Éloge de Maadi Gobray, par le général d’armée Alain de Boissieu
Dès l’Appel du l8-Juin 1940 Maadi Gobray prend contact en Polynésie avec ceux de ses compatriotes qui désiraient maintenir les possessions françaises du Pacifique dans la guerre.
Lors du ralliement de la garnison de Papeete, elle est de ceux et de celles qui signent un télégramme à l’adresse du général de Gaulle proposant de constituer une force militaire qui viendrait se battre au Moyen-Orient, aux côtés des autres forces de la France Libre. Ce sera le futur et exemplaire Bataillon du Pacifique qui, sous les ordres du chef de bataillon, puis lieutenant-colonel Broche, rejoindra la 1re DFL pour venir combattre à Bir-Hakeim, où il méritera pour ses actions d’éclat, la croix de la Libération. Maadi Gobray était infirmière dans ce bataillon qu’elle suivra du Levant, en Afrique du Nord, puis en Italie, enfin en France.
Ma première rencontre avec elle se situe en octobre 1945, j’étais au Cabinet militaire du général de Gaulle.

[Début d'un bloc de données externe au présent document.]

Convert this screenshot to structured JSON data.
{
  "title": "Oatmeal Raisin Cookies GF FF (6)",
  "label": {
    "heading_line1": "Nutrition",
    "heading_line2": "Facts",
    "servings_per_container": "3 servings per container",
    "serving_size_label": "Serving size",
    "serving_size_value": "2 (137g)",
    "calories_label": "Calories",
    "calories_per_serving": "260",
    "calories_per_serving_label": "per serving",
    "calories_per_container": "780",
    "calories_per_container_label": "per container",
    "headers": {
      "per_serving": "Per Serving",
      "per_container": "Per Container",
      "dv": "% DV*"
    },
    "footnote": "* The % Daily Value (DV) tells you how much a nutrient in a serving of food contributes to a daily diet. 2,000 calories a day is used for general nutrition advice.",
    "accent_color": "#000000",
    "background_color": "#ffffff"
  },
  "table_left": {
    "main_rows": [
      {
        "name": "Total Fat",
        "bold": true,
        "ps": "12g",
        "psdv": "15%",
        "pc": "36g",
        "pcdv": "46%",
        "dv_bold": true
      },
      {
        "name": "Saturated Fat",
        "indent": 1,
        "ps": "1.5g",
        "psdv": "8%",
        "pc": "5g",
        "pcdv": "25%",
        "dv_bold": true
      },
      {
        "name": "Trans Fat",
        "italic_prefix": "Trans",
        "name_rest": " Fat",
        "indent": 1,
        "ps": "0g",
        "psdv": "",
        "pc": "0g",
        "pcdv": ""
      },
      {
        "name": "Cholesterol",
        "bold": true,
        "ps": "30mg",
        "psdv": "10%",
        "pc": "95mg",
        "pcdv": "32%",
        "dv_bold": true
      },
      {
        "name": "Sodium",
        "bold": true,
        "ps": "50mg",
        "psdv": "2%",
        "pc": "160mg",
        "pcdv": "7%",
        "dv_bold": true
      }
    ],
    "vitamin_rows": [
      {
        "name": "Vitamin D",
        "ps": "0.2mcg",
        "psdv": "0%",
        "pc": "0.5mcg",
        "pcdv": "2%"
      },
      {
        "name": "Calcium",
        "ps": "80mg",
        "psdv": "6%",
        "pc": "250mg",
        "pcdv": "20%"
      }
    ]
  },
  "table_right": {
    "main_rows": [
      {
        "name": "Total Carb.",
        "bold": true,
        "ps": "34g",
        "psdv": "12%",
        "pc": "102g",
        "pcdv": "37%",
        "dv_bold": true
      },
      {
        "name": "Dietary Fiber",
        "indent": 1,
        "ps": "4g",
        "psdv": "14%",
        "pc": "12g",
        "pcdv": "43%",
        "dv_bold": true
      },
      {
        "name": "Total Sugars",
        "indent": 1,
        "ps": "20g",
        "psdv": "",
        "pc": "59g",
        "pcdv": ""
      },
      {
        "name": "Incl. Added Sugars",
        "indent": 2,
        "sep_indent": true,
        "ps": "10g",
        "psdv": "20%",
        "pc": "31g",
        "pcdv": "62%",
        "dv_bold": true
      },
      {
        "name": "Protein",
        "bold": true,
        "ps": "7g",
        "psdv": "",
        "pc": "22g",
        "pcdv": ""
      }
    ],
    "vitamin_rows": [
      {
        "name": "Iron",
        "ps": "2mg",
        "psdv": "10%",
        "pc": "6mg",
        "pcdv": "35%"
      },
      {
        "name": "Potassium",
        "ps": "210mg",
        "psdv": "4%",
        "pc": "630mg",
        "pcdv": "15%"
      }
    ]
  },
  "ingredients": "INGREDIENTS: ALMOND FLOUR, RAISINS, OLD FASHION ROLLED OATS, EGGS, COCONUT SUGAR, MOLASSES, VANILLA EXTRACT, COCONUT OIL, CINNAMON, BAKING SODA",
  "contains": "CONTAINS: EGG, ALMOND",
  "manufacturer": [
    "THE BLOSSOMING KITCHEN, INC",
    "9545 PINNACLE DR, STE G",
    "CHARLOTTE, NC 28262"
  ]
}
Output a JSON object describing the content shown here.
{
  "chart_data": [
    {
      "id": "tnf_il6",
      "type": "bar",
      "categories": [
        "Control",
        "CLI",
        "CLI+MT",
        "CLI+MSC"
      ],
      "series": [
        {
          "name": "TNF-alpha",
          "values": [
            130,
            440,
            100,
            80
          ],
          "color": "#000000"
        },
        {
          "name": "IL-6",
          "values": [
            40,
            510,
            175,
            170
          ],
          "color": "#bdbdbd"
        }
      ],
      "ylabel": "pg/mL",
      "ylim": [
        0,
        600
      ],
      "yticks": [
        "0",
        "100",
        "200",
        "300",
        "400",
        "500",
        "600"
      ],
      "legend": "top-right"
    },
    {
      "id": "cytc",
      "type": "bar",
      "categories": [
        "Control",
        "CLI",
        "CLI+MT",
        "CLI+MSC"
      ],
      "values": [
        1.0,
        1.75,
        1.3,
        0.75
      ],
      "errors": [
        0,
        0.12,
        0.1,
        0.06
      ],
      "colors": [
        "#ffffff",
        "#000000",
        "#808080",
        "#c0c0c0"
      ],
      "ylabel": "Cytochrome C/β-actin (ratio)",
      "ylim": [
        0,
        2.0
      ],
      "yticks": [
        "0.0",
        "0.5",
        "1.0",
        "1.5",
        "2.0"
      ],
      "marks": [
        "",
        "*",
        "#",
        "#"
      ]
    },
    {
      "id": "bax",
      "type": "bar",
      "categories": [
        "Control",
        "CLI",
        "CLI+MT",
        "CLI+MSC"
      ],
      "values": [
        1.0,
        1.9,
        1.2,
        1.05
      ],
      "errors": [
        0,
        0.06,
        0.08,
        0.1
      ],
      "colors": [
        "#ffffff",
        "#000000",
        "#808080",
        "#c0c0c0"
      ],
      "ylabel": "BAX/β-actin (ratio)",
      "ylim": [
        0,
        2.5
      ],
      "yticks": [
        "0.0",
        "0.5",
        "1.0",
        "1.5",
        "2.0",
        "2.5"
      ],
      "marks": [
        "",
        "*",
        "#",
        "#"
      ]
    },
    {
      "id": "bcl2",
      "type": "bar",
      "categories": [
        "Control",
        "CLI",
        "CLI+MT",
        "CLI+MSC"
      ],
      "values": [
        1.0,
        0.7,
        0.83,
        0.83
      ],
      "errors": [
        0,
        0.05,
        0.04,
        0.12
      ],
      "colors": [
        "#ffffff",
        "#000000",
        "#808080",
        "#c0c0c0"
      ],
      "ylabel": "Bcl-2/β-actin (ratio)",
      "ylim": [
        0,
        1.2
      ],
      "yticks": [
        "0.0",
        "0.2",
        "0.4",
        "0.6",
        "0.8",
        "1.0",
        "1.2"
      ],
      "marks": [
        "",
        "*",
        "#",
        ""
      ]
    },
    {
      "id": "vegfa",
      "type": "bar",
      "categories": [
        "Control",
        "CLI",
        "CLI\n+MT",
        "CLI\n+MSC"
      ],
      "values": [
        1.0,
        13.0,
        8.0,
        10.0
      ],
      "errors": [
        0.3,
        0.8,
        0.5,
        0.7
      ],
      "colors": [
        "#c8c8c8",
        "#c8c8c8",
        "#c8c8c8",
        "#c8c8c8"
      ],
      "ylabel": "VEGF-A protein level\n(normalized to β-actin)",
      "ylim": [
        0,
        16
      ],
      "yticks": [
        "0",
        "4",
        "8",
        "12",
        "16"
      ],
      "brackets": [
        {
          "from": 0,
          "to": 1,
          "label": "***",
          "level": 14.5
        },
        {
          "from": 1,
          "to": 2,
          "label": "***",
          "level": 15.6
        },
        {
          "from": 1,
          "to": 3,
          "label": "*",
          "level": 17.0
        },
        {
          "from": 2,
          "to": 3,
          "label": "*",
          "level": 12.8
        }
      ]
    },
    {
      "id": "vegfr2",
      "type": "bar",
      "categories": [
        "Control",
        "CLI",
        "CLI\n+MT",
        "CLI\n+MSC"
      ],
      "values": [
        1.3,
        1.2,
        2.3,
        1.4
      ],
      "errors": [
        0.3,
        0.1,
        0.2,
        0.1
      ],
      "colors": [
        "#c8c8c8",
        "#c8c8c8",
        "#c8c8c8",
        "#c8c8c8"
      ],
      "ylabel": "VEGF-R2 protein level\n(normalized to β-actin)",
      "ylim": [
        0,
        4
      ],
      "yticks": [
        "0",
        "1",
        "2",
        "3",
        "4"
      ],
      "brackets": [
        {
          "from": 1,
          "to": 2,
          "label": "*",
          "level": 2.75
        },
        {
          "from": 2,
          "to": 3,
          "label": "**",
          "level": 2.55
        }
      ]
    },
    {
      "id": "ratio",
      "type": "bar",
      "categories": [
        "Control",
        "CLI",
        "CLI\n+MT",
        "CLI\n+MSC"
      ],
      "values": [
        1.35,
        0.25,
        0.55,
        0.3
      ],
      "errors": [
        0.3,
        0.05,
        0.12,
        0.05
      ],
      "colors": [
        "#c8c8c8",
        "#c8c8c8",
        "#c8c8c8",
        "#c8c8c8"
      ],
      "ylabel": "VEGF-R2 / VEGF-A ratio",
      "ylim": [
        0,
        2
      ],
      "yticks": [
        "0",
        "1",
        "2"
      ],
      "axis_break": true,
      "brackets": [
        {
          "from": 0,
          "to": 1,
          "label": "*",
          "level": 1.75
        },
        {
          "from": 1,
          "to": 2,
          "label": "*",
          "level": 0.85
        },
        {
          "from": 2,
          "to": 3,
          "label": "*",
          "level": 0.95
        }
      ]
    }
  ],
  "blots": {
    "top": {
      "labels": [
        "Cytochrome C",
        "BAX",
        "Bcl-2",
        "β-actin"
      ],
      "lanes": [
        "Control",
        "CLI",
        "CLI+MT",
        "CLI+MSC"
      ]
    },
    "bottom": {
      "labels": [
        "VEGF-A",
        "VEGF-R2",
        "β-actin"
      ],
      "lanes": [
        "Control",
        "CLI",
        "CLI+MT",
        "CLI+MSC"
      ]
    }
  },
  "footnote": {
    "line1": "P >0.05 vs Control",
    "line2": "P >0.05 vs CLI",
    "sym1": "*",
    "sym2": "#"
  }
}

Maadi venait à la tête d’une délégation pour attirer l’attention du chef du gouvernement sur le regroupement des blessés du bataillon et sur le souhait des volontaires Canaques et Polynésiens de revoir le général de Gaulle avant d’embarquer pour le Pacifique. Une prise d’armes fut organisée dans la cour de la caserne La Tour Maubourg, les survivants du glorieux bataillon défilèrent fièrement une dernière fois devant celui qui était demeuré pour eux « le grand Charles ».
Revenue à Papeete, Maadi Gobray reprit son métier d’infirmière à l’hôpital de Papeete, tout en s’occupant pendant son temps libre des mères et des veuves de ses camarades du bataillon. On peut affirmer que c’est grâce à elle, à sa volonté d’aboutir, que les problèmes de pension les plus ardus et les plus compliqués furent résolus au mieux. Ses camarades de combat et les veuves lui en gardent d’ailleurs une très grande reconnaissance, j’en ai été le témoin.
À Papeete, la maison de Maadi Gobray était celle de tous les Français Libres qui passaient à Tahiti. Elle fut celle du Général et de Mme de Gaulle lors d’un voyage dans le Pacifique pendant la période de « la traversée du désert », Ce voyage avait été organisé d’ailleurs sur la suggestion de Maadi Gobray, afin de permettre au chef des Français Libres de venir remercier les volontaires les plus lointains de la France Libre. Maadi Gobray fut de toutes les manifestations gaullistes et de tous les référendums, se dépensant sans compter.
Dans les années 1960, sa santé donnant déjà des signes d’inquiétude, elle fut hospitalisée au Val-de-Grâce, où Mme de Gaulle vint la voir à plusieurs reprises. La mort du général de Gaulle l’affecta comme celle d’un père.
Lorsqu’elle venait en France, elle résidait en Bretagne, chez M. et Mme Messmer ou chez le général et Mme Péron, sa grande joie consistait à venir saluer Mme de Gaulle, qui se trouvait l’été chez ses enfants. Jamais sa fidélité au gaullisme ne faiblit, de même qu’aucun événement touchant l’A.F.L. ne la laissait indifférente. Quant à sa générosité, elle était légendaire.
Elle était très inquiète sur l’avenir des possessions françaises du Pacifique, elle désapprouvait totalement ceux de ses compatriotes qui voulaient jouer contre la France un jeu personnel, qui les amènerait rapidement, à son avis, sous la coupe économique d’autres grandes puissances.
C’est pourquoi, lorsqu’elle se vit à l’approche de la mort, elle demanda à mourir dans le même lit que Mme de Gaulle et à être enterrée en France, dans un cimetière militaire, aux côtés de ses camarades Français Libres. Son vœu fut exaucé par le Val-de-Grâce et par M. Plantier, secrétaire d’État aux Anciens Combattants, qui autorisa que Maadi Gobray prenne place au cimetière de Bagneux, dans le carré réservé à des F.F.L., morts au champ d’honneur au Levant, puis rapatriés en France.
Ainsi, jusqu’au terme de sa vie, Maadi Gobray sera restée fidèle à la France, à la croix de Lorraine, sous le signe de laquelle elle avait combattu avec ses camarades du Pacifique pour la libérer, donnant ainsi au monde un admirable exemple de solidarité humaine de tous les Français qu’ils soient de Polynésie ou d’ailleurs.
Extrait de la Revue de la France Libre, n° 233, 4e trimestre 1980.